In a small bowl, whisk together the buffalo sauce, melted butter, garlic powder, onion powder, smoked paprika, salt, pepper, and cayenne (if using). This creates a well-balanced glaze with balance between heat, tang, and fat.
Place the drumsticks in the slow cooker, arranged in a single layer as much as possible. If needed, layer them in two rows to fit a 4-quart or larger slow cooker.
Pour the buffalo glaze over the drumsticks, then turn the cooker to low. Cook for 6 to 7 hours, or until the meat is tender and juicy and the internal temperature reaches about 165°F (74°C).
If your slow cooker doesn't have a tight lid or you want a stickier glaze, switch to the high setting for the last 15–20 minutes and let the sauce reduce a bit, watching carefully to avoid burning.

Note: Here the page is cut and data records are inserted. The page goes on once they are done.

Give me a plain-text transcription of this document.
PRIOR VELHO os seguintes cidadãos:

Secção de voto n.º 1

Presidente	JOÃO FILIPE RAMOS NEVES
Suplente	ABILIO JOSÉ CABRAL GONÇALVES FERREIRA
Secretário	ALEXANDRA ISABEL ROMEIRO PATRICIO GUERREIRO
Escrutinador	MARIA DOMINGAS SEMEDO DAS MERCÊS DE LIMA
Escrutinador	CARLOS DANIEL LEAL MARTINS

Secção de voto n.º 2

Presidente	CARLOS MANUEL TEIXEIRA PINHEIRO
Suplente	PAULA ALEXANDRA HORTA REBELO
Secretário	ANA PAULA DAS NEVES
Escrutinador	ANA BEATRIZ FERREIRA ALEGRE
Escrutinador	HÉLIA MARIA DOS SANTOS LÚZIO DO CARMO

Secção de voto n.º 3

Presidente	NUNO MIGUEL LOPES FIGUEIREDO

Carefully remove the drumsticks from the slow cooker and transfer to a serving platter. If you like a glaze that clings a little more, spoon any remaining sauce from the cooker over the drumsticks.
Serve immediately with your chosen dipping sauces. A dollop of ranch or blue cheese dressing on the side adds a cooling contrast to the heat, while celery sticks provide a crisp, refreshing crunch.